The Kurdish case is even more pronounced. In late January, for instance, the People’s Protection Units and the Peshmerga from Iraqi Kurdistan helped defend the key north Syrian town of Kobane against IS. The siege lasted 134 days and resulted in the deaths of 459 Kurdish soldiers (plus 1,075 IS fighters). US State Department spokesperson Jen Psaki told reporters at the time: ‘We congratulate [Kobane’s] brave defenders. We’ll continue to support [the YPG and the Kurdish Peshmerga] as we look to the coming weeks ahead. This is an important step in the first phase of a long-term campaign to degrade and ultimately defeat ISIS.’
Fast forward five months, and the US, far from supporting the YPG or the Peshmerga, is helping to bomb the Kurds in the back. Of course, the US is claiming that this is not the case. It claims it is working with Turkey to eliminate IS, and will now be able to launch air raids from the strategically convenient Incirlik airbase near the Syrian border. But in return for the use of the airbase, the US and NATO have given a tacit thumbs-up to the Turkish strikes against the PKK in northern Iraq, regardless of the fact that the PKK is affiliated with those very same Kurds the US and NATO have been supporting in Syria.’
The practical problem with America’s cosying-up to Turkey in return for a place to station fighter planes is that the Turkish state has hardly proved itself a bastion of anti-IS resistance. For too long, in fact, it seemed content to use IS against what it perceives to be the greater threat, its own Kurdish population and, especially, the PKK. Hence during the Battle of Kobane, Turkey stopped Turkish-Kurdish fighters crossing the border into Syria to help their comrades. Until IS bombed Suruc earlier this month, IS was treated as a useful enemy for Turkey. And perhaps it still is. As many critics have pointed out, the Turkish state can clamp down on Kurdish attempts to claw back greater autonomy in, if not outright independence from, Turkey under the pretext of a campaign against IS. Some have gone further still to argue that Turkey’s president, Recep Tayyip Erdogan, whose own power base was weakened by his Justice and Development Party’s relatively poor performance in the recent Turkish elections, is trying to win back supporters on a wave of anti-terrorist and anti-Kurdish nationalism.
While this is speculation, one thing is certain: the West’s shallow, commitment-lite interventions show a stunning disregard for the political realities of the conflict.
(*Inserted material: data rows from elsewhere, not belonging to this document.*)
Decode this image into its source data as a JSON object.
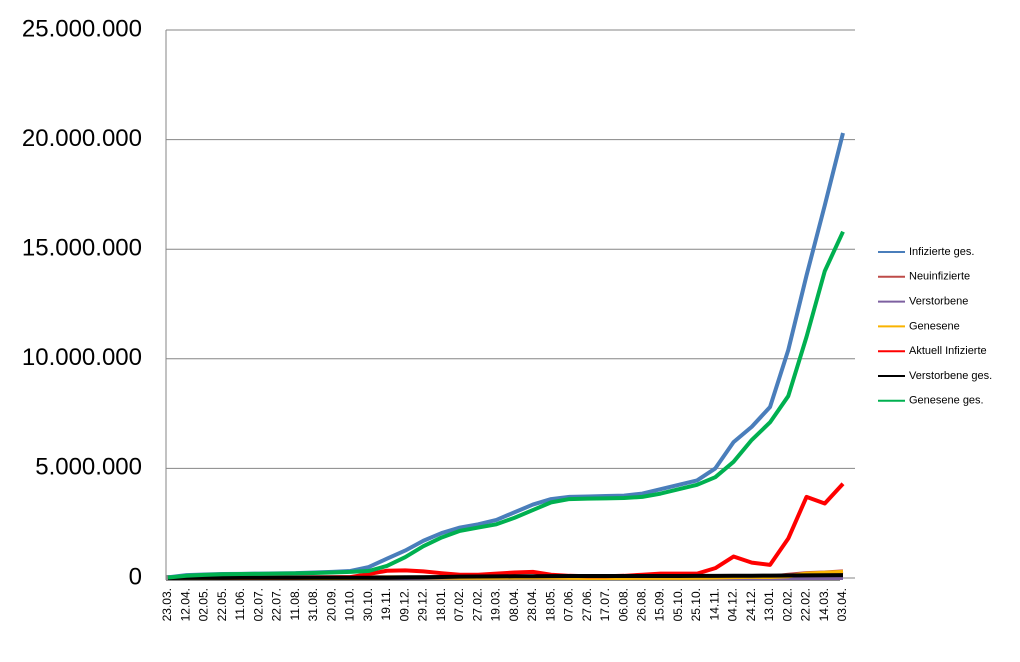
{
  "chart_data": {
    "type": "line",
    "categories": [
      "23.03.",
      "12.04.",
      "02.05.",
      "22.05.",
      "11.06.",
      "02.07.",
      "22.07.",
      "11.08.",
      "31.08.",
      "20.09.",
      "10.10.",
      "30.10.",
      "19.11.",
      "09.12.",
      "29.12.",
      "18.01.",
      "07.02.",
      "27.02.",
      "19.03.",
      "08.04.",
      "28.04.",
      "18.05.",
      "07.06.",
      "27.06.",
      "17.07.",
      "06.08.",
      "26.08.",
      "15.09.",
      "05.10.",
      "25.10.",
      "14.11.",
      "04.12.",
      "24.12.",
      "13.01.",
      "02.02.",
      "22.02.",
      "14.03.",
      "03.04."
    ],
    "series": [
      {
        "name": "Infizierte ges.",
        "color": "#4a7ebb",
        "values": [
          30000,
          130000,
          160000,
          180000,
          190000,
          200000,
          210000,
          220000,
          250000,
          280000,
          320000,
          500000,
          880000,
          1250000,
          1700000,
          2050000,
          2300000,
          2450000,
          2650000,
          3000000,
          3350000,
          3600000,
          3700000,
          3720000,
          3740000,
          3760000,
          3850000,
          4050000,
          4250000,
          4450000,
          5000000,
          6200000,
          6900000,
          7800000,
          10400000,
          13800000,
          17000000,
          20300000
        ]
      },
      {
        "name": "Neuinfizierte",
        "color": "#be4b48",
        "values": [
          3000,
          2000,
          1000,
          500,
          300,
          400,
          500,
          1000,
          1500,
          2000,
          4000,
          15000,
          20000,
          25000,
          20000,
          15000,
          10000,
          8000,
          15000,
          20000,
          18000,
          8000,
          3000,
          800,
          1000,
          3000,
          8000,
          10000,
          8000,
          15000,
          40000,
          60000,
          40000,
          60000,
          150000,
          220000,
          250000,
          300000
        ]
      },
      {
        "name": "Verstorbene",
        "color": "#7d60a0",
        "values": [
          100,
          200,
          100,
          50,
          20,
          10,
          5,
          5,
          5,
          10,
          20,
          100,
          250,
          400,
          600,
          700,
          500,
          300,
          200,
          250,
          250,
          200,
          100,
          50,
          20,
          20,
          30,
          60,
          80,
          100,
          200,
          400,
          400,
          300,
          150,
          200,
          250,
          300
        ]
      },
      {
        "name": "Genesene",
        "color": "#f9b300",
        "values": [
          1000,
          4000,
          2000,
          1000,
          500,
          400,
          400,
          600,
          1200,
          1500,
          2500,
          6000,
          15000,
          20000,
          25000,
          20000,
          12000,
          10000,
          12000,
          18000,
          20000,
          15000,
          6000,
          1000,
          700,
          1500,
          5000,
          8000,
          8000,
          10000,
          25000,
          40000,
          50000,
          45000,
          80000,
          200000,
          240000,
          280000
        ]
      },
      {
        "name": "Aktuell Infizierte",
        "color": "#ff0000",
        "values": [
          10000,
          30000,
          20000,
          10000,
          10000,
          10000,
          10000,
          10000,
          20000,
          30000,
          40000,
          180000,
          330000,
          350000,
          300000,
          220000,
          150000,
          150000,
          200000,
          250000,
          280000,
          150000,
          100000,
          80000,
          80000,
          100000,
          150000,
          200000,
          200000,
          200000,
          450000,
          980000,
          700000,
          600000,
          1800000,
          3700000,
          3400000,
          4300000
        ]
      },
      {
        "name": "Verstorbene ges.",
        "color": "#000000",
        "values": [
          0,
          5000,
          7000,
          8000,
          9000,
          9000,
          9000,
          9000,
          9000,
          10000,
          10000,
          11000,
          14000,
          20000,
          30000,
          45000,
          60000,
          70000,
          75000,
          78000,
          80000,
          85000,
          90000,
          90000,
          91000,
          91000,
          92000,
          93000,
          94000,
          95000,
          98000,
          100000,
          105000,
          110000,
          115000,
          120000,
          125000,
          130000
        ]
      },
      {
        "name": "Genesene ges.",
        "color": "#00b050",
        "values": [
          20000,
          100000,
          140000,
          170000,
          180000,
          190000,
          200000,
          210000,
          230000,
          250000,
          280000,
          320000,
          550000,
          950000,
          1450000,
          1850000,
          2150000,
          2300000,
          2450000,
          2750000,
          3100000,
          3450000,
          3600000,
          3620000,
          3630000,
          3650000,
          3700000,
          3850000,
          4050000,
          4250000,
          4600000,
          5300000,
          6300000,
          7100000,
          8300000,
          11000000,
          14000000,
          15800000
        ]
      }
    ],
    "ylim": [
      0,
      25000000
    ],
    "yticks": [
      0,
      {
        "value": 5000000,
        "label": "5.000.000"
      },
      {
        "value": 10000000,
        "label": "10.000.000"
      },
      {
        "value": 15000000,
        "label": "15.000.000"
      },
      {
        "value": 20000000,
        "label": "20.000.000"
      },
      {
        "value": 25000000,
        "label": "25.000.000"
      }
    ],
    "grid": true,
    "legend": "right"
  }
}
It is as if the Middle East is little more than a stage on which Western leaders strike poses that vary from one night to the next. But that doesn’t make the effects of Western action any less deleterious. It is continuing to screw up the region, encouraging and supporting the Kurds at the same time as it is selling their souls to the Turkish state in return for greater air power. And in doing so, an already brutalising region-wide conflict is made just that little bit nastier, and just that little bit more unpredictable. Just ask the Kurds.
And for what, some support from this tyrannical asshole?:
http://foreignpolicy.com/2015/07/29/erdogan-turkey-kurds-islamic-state/
An example of people who are truly oppressed (rather than the pseudo-oppression people on here are always whining about), and yet here the Obama administration is, happy to stab them in the back, while also cozying up to a supposed ally, who aided the growth of IS, well-known for its lying, and is openly tyrannical - nice!